Due to a lowering of interest rates, more Americans choose to take out a personal loan to pay for certain expenses. If you want the best interest rate that is available to you, you will need to do some preparation to get started. Borrowers requesting personal loans at credit unions went up by about 5 percent. This uptick in personal loan requests came after interest rates dramatically dropped in 2013.

If you want to pay for home repairs or improvements, a wedding, or medical bills, personal loans can work as a wonderful way to pay for these expenses. You can borrow amounts ranging from $1,000 to $100,000. If the personal loan you take out is unsecured, you will not need to put up any collateral.

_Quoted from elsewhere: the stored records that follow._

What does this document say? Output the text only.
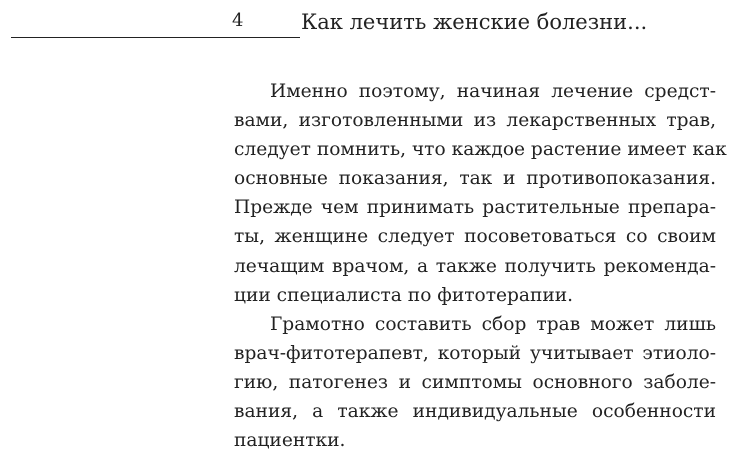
4	Как лечить женские болезни...
Именно поэтому, начиная лечение средст-
вами, изготовленными из лекарственных трав,
следует помнить, что каждое растение имеет как
основные показания, так и противопоказания.
Прежде чем принимать растительные препара-
ты, женщине следует посоветоваться со своим
лечащим врачом, а также получить рекоменда-
ции специалиста по фитотерапии.
Грамотно составить сбор трав может лишь
врач-фитотерапевт, который учитывает этиоло-
гию, патогенез и симптомы основного заболе-
вания, а также индивидуальные особенности
пациентки.
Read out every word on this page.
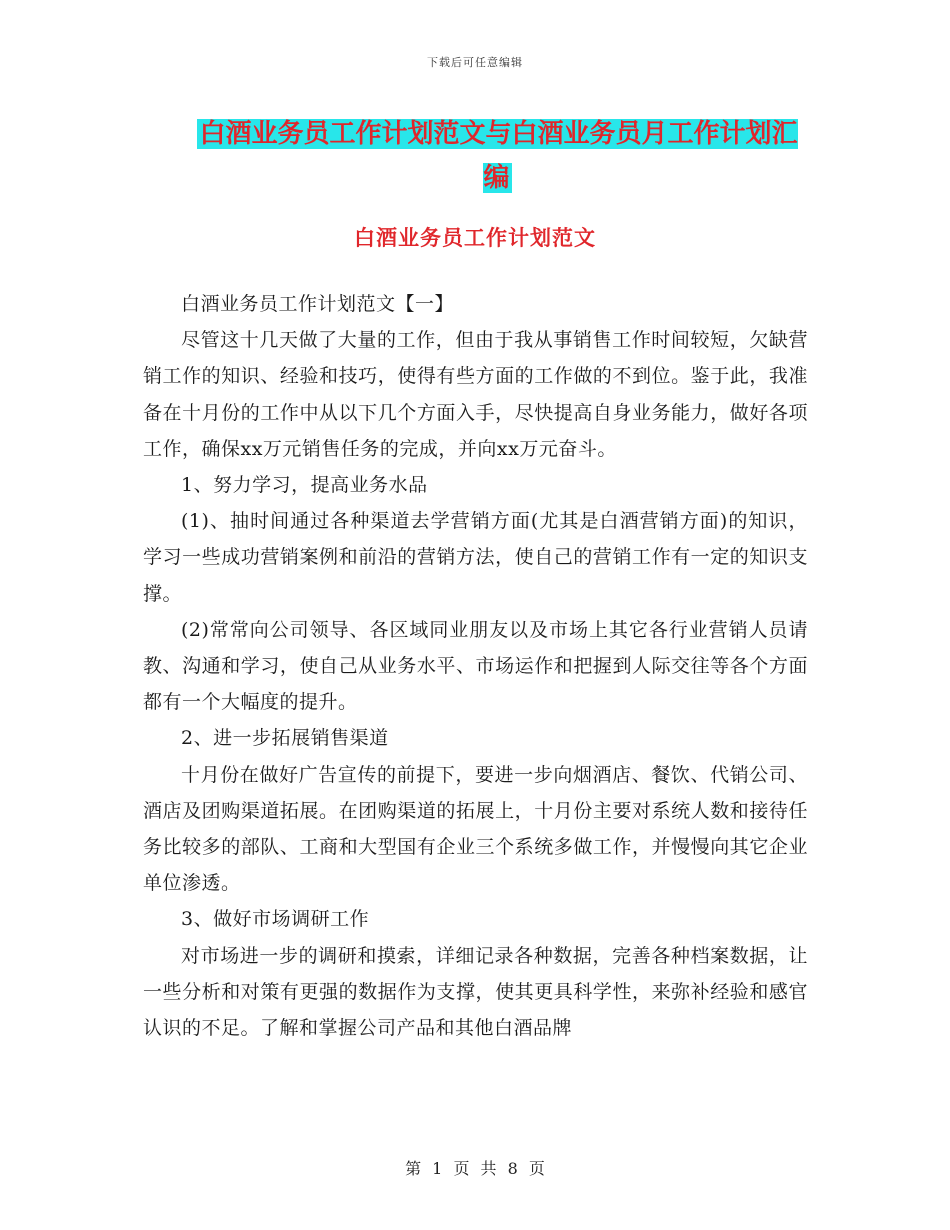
下载后可任意编辑
白酒业务员工作计划范文与白酒业务员月工作计划汇编
白酒业务员工作计划范文

白酒业务员工作计划范文【一】

尽管这十几天做了大量的工作，但由于我从事销售工作时间较短，欠缺营销工作的知识、经验和技巧，使得有些方面的工作做的不到位。鉴于此，我准备在十月份的工作中从以下几个方面入手，尽快提高自身业务能力，做好各项工作，确保xx万元销售任务的完成，并向xx万元奋斗。

1、努力学习，提高业务水品

(1)、抽时间通过各种渠道去学营销方面(尤其是白酒营销方面)的知识，学习一些成功营销案例和前沿的营销方法，使自己的营销工作有一定的知识支撑。

(2)常常向公司领导、各区域同业朋友以及市场上其它各行业营销人员请教、沟通和学习，使自己从业务水平、市场运作和把握到人际交往等各个方面都有一个大幅度的提升。

2、进一步拓展销售渠道

十月份在做好广告宣传的前提下，要进一步向烟酒店、餐饮、代销公司、酒店及团购渠道拓展。在团购渠道的拓展上，十月份主要对系统人数和接待任务比较多的部队、工商和大型国有企业三个系统多做工作，并慢慢向其它企业单位渗透。

3、做好市场调研工作

对市场进一步的调研和摸索，详细记录各种数据，完善各种档案数据，让一些分析和对策有更强的数据作为支撑，使其更具科学性，来弥补经验和感官认识的不足。了解和掌握公司产品和其他白酒品牌

第 1 页 共 8 页
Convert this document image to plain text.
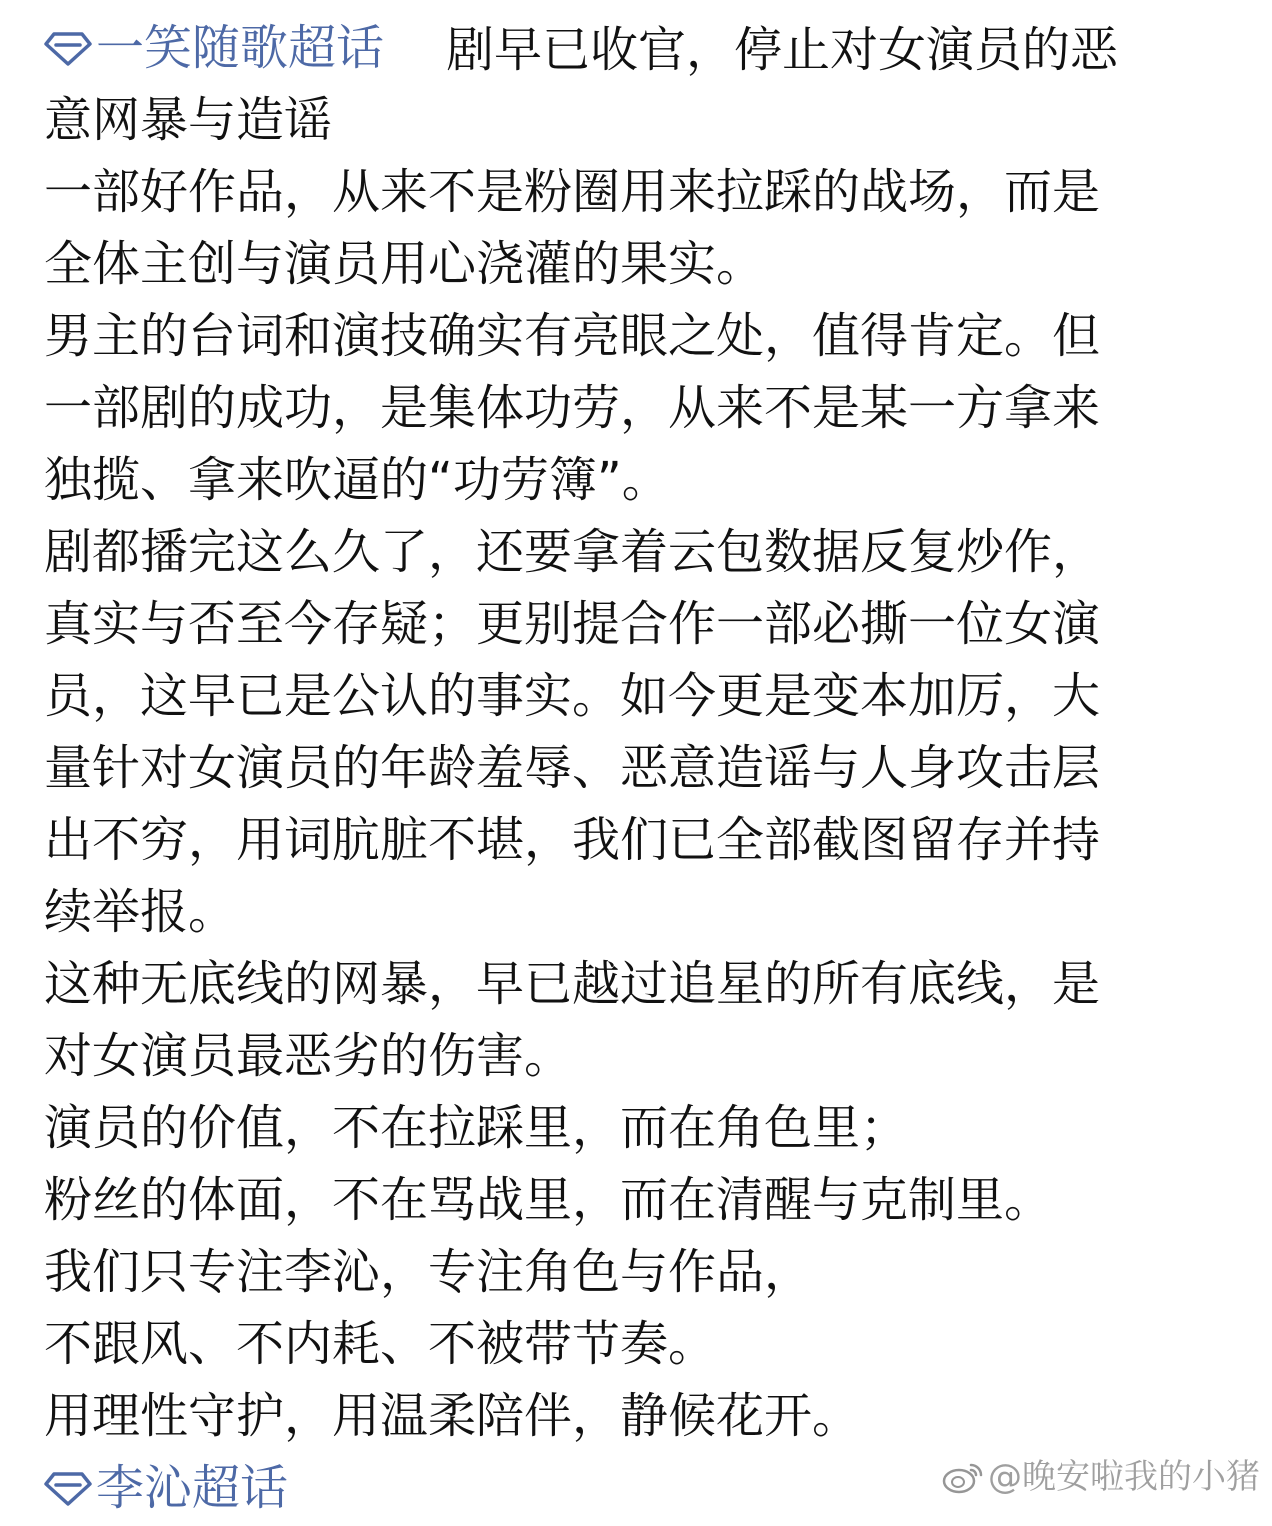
一笑随歌超话 剧早已收官，停止对女演员的恶
意网暴与造谣
一部好作品，从来不是粉圈用来拉踩的战场，而是
全体主创与演员用心浇灌的果实。
男主的台词和演技确实有亮眼之处，值得肯定。但
一部剧的成功，是集体功劳，从来不是某一方拿来
独揽、拿来吹逼的“功劳簿”。
剧都播完这么久了，还要拿着云包数据反复炒作，
真实与否至今存疑；更别提合作一部必撕一位女演
员，这早已是公认的事实。如今更是变本加厉，大
量针对女演员的年龄羞辱、恶意造谣与人身攻击层
出不穷，用词肮脏不堪，我们已全部截图留存并持
续举报。
这种无底线的网暴，早已越过追星的所有底线，是
对女演员最恶劣的伤害。
演员的价值，不在拉踩里，而在角色里；
粉丝的体面，不在骂战里，而在清醒与克制里。
我们只专注李沁，专注角色与作品，
不跟风、不内耗、不被带节奏。
用理性守护，用温柔陪伴，静候花开。
李沁超话	@晚安啦我的小猪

These days personal loans have become a standard financial product with amounts that can go into the six figures. You can also get these loans at a good interest rate, even lower than you could get on a credit card.

Obtaining a Personal Loan: The Next Steps

Take the following steps to get a personal loan from most lenders:

  1. Figure out how much you will need to borrow
  2. Order your credit report and look at your credit score and history to see if you can get approved by the lender
  3. Look at the rates from both local banks and online lenders. For some borrowers, online lenders could work as a better option because they often have alternative requirements to banks
  4. Millennial borrowers should consider online lenders as they often consider factors such as your career and education history
  5. When you choose a lender, contact them for the next steps in the application process

You can go to a lot of sources to access personal loans. There are credit unions and banks, many of which don't require you to come to their physical branch. These brick and mortar institutions also offer easy applications that you can fill out online. Some credit cards such as Discover offer borrowers opportunities to take out personal loans from them.

The Application Process

The application process for personal loans works much as it does for any other loan. The lender will do a credit check. Higher credit scores will result in a lower interest rate.

However, potential lenders will need a lot more than a credit score to make their decision. The financial website NerdWallet says that a potential lender may ask you for some or all of the following documents and information:

  • Proof of address
  • Identification
  • Proof of income (W-2s, tax returns, bank statements)
  • Employer information
  • Monthly financial debts
  • Alma mater name and your major

The money that you can borrow and the time that you will have to repay will depend on the lender and the terms they give you. Many credit unions, for example, give lenders a 5-year term with a maximum interest rate of 17 percent. But this can all depend on your lender, credit history and score, and employment prospects.